First, as all 59 homologous sequences had unknown structures, we predicted their 3D structures. From the predicted structures, we also identified the location of the active residues and the substrate-binding pocket. Figure 2 shows the predicted 3D structure of the homologous sequences and the location of the active residue, Cys. Figure 3 shows the predicted location of the substrate-binding pocket.

2. Molecular Dynamics Simulation

Next, we placed the enzyme-substrate complex, consisting of the enzyme and 4-nitrophenyl-hexanoate, in a system containing water molecules and ions, and ran molecular dynamics simulations (Figure 4).
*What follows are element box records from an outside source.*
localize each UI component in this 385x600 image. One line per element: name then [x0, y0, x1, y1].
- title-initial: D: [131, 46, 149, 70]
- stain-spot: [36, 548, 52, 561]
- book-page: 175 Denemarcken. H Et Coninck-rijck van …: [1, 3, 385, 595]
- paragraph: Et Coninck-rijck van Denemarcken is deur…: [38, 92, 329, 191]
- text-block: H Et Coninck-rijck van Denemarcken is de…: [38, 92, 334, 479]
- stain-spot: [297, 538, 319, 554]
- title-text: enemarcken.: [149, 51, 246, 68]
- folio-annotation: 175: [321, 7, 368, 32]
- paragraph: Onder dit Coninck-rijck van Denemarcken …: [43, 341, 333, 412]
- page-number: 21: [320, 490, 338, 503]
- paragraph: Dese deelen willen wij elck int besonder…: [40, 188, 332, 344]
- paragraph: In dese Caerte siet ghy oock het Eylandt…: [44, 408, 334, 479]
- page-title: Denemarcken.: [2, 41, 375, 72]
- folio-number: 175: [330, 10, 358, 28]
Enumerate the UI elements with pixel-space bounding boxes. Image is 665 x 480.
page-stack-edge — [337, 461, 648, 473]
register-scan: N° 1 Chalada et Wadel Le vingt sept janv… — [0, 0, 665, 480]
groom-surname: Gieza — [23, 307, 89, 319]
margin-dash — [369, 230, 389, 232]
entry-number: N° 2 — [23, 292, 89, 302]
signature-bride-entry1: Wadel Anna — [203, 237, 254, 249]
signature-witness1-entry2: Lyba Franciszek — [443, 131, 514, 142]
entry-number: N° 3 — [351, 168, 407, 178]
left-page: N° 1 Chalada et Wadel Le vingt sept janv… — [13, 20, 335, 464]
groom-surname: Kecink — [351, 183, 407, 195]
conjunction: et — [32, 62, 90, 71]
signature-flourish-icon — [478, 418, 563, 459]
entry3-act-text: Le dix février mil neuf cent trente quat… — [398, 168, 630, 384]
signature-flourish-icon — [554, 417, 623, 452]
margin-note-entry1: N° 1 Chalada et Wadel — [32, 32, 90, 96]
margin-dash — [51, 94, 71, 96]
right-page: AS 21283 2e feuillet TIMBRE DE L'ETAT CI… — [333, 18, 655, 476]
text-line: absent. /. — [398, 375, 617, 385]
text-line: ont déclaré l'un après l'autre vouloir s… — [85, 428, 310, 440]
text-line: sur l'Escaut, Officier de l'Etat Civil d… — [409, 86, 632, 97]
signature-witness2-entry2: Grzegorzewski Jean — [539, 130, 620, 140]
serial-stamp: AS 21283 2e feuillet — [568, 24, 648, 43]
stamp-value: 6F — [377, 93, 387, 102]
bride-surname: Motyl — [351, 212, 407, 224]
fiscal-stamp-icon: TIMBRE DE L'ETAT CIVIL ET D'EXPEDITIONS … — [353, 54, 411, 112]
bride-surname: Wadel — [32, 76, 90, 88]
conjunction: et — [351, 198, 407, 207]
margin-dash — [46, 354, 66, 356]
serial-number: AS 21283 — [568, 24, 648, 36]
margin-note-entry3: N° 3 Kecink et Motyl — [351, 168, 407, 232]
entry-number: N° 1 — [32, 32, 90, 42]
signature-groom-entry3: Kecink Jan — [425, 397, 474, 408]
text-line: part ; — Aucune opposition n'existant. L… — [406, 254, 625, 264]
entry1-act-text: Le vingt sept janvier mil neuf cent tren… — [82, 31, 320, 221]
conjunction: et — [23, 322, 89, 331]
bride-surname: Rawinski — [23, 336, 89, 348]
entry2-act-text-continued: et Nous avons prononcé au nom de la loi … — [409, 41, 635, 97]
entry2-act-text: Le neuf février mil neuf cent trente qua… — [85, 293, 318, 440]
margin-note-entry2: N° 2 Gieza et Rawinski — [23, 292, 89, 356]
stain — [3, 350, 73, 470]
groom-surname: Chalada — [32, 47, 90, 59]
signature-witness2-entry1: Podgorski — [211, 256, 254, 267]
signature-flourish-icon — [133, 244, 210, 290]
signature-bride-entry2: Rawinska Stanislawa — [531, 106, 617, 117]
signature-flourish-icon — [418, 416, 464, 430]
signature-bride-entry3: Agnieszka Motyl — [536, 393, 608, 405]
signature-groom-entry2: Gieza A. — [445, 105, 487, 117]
3. Calculation of digzyme's Proprietary Enzyme Activity Prediction Score

Finally, based on the results of the molecular dynamics simulations, we calculate digzyme's proprietary score. Figure 5 shows the predicted scores for all 59 sequences, sorted in descending order. Sequences with confirmed activity from experimental validation are highlighted in pink, while those without activity are shown in gray. Sequences with a score of 70 or higher were classified as active (above the red line in Figure 5). In this case, we predicted 9 sequences to be active, 3 of which were experimentally confirmed to have activity, resulting in a positive predictive value (PPV) of 0.30. The true positive rate (TPR) was 0.6, and the false positive rate (FPR) was 0.13. This indicates that inactive sequences were successfully ranked lower, while active sequences were included in the higher ranks.

Conclusion

In this blog, we demonstrated the prediction of enzyme activity using our enzyme activity prediction technology, and validated the predictions with experimental results. Typically, 5 to 10 sequences are synthesized for experimental validation. In this case, two of the top five ranked sequences were confirmed to have activity through experiments, demonstrating the practical accuracy of our enzyme activity prediction method. The dataset was specifically selected to simulate a scenario where only a small fraction of the enzyme sequences in the population exhibit activity (in this case, 5 out of 59 sequences). Since the false negative rate was kept low, we successfully predicted enzyme activity with high accuracy.

Acknowledgments

We would like to thank the following paper for providing the experimental data used in this enzyme activity prediction:

Robinson et al., (2020) Machine learning-based prediction of activity and substrate specificity for OleA enzymes in the thiolase superfamily. Synthetic Biology.